PP : On nous a menti plusieurs fois, par exemple quand on nous disait de ne pas mettre de masque sous prétexte qu’on ne savait pas comment faire : la vérité, c’est qu’il manquait de masques! Quand [le ministre de la Santé] Christian Dubé dit qu’on va garder l’état d’urgence sanitaire parce que le gouvernement est en négociation, on voit que la manipulation s’est bien installée. C’est dangereux : au cours de cette crise, les gouvernements de pays dits démocratiques ont découvert le pouvoir autocratique que leur donnent les mesures d’urgence, et ils vont avoir du mal à y renoncer.

MN : Lors de cette pandémie, le gouvernement parle très peu de la contamination dans les écoles et les milieux de travail, ou de la fragilité du système de santé, et pointe des boucs émissaires dans la population. Certains journaux ont même inventé des mots comme « covidiots » et « touristatas »...

NBC : C’est la technique utilisée pour occulter tous les problèmes sociétaux de fond : on met la responsabilité sur les épaules des citoyens. On dit que c’est la faute des gens qui se sont réunis illégalement à la maison, bien que les statistiques démontrent que la propagation se fait au travail.
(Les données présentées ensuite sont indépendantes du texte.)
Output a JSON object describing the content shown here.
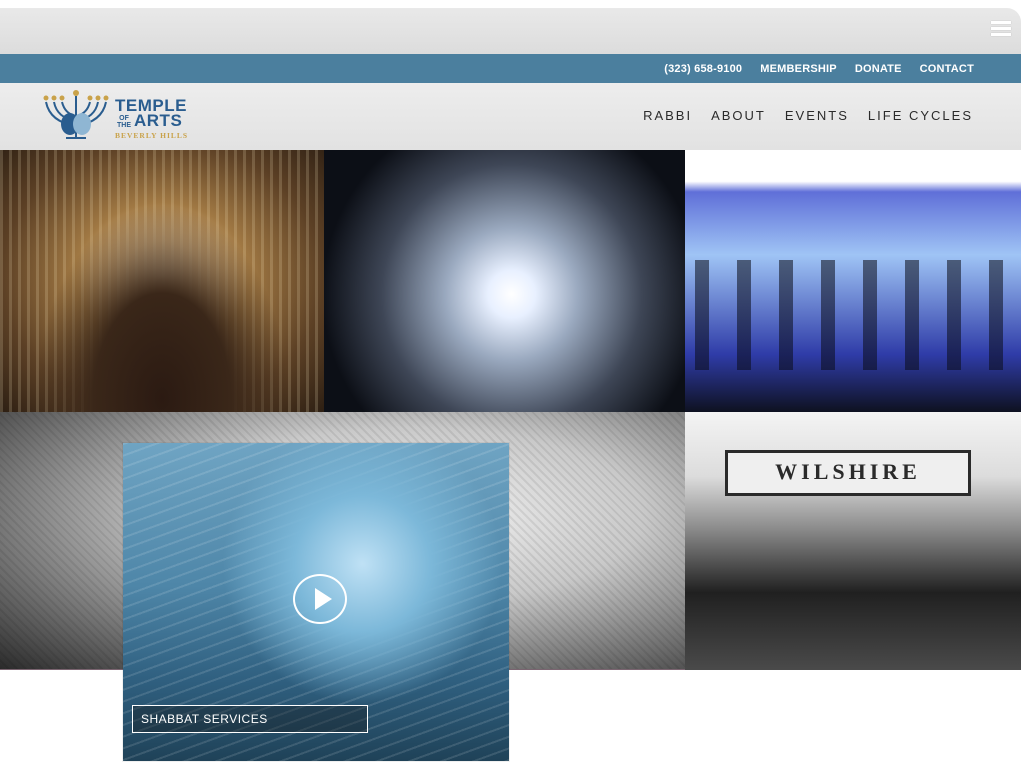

On peut le rapporter au climat : « faites des bons gestes », « c’est parce que les Québécois achètent des VUS que le climat va mal »…

Tout cela fait en sorte que les problèmes de fond, que ce soit au niveau climatique ou au niveau d’une pandémie, ne sont pas traités à la source : les systèmes publics de santé et d’éducation sont délaissés, et on renforce sans cesse la privatisation…

MN : Sommes-nous capables de solidarité internationale face à une menace mondiale?

NBC : Difficile d’imaginer une solidarité, car dans le néolibéralisme dominant, les crises provoquent un repli sur soi et une montée de la droite. Ça va être une catastrophe avec les réfugiés climatiques… Mon seul espoir vient de la population : il faut retrouver les canaux pour se parler en personne, recréer des convergences et ne surtout pas attendre des décisions qui viennent d’en haut.

PP : Je crois que si les êtres humains étaient foncièrement mauvais, on ne serait pas aussi nombreux sur Terre. La majorité de nos actes sont positifs, orientés vers la protection des plus faibles, l’entraide, le construire ensemble.

On focalise beaucoup sur les aspects négatifs, et on ne voit jamais tout le positif qui se passe. Notre système de santé s’affaisse en raison de tous les morceaux de robot qui ont été enlevés et toutes les coupures qui ont été faites au cours des dernières décennies. Mais malgré tout, il ne s’est pas effondré et a quand même soigné, grâce au dévouement et au professionnalisme des soignants. Idem pour le prof ou l’ouvrier : il y a cette volonté d’œuvrer dans le bon sens.

MN : Les gouvernements occidentaux n’étaient pas préparés à affronter la pandémie. Sont-ils prêts à affronter les changements climatiques?

NBC : Ils ne seront pas préparés. On vit dans un système curatif et non préventif. Ça va faire à peu près comme la pandémie : des mesurettes, du repli sur soi, de la montée d’autoritarisme qui s’est déjà très bien installé et qui a développé très rapidement des outils qui ont été acceptés sans broncher par la population, « parce que vous savez, il y a pandémie »…

PP : Ça me fait penser à ce qui s’est passé aux États-Unis après les attentats du World Trade Center en 2001. Le Patriot Act a été décrété, et à un moment donné ce sont les villes qui se sont révoltées et ont cessé de l’appliquer. Alors peut-être que ça partira de communautés, de villes…

Au Québec, certaines villes et MRC font d’énormes démarches. On voit qu’il y a une prise de conscience au niveau des municipalités, où les citoyens sont actifs. Les villes sont un levier, c’est pour ça que la Vague écologiste au municipal est importante… Chaque communauté doit trouver la solution qui lui convient, mais dans une synergie avec les autres, en bâtissant des solidarités. Par exemple, avec les changements à venir, il va falloir accueillir des populations : comment on les accueille et on les intègre localement?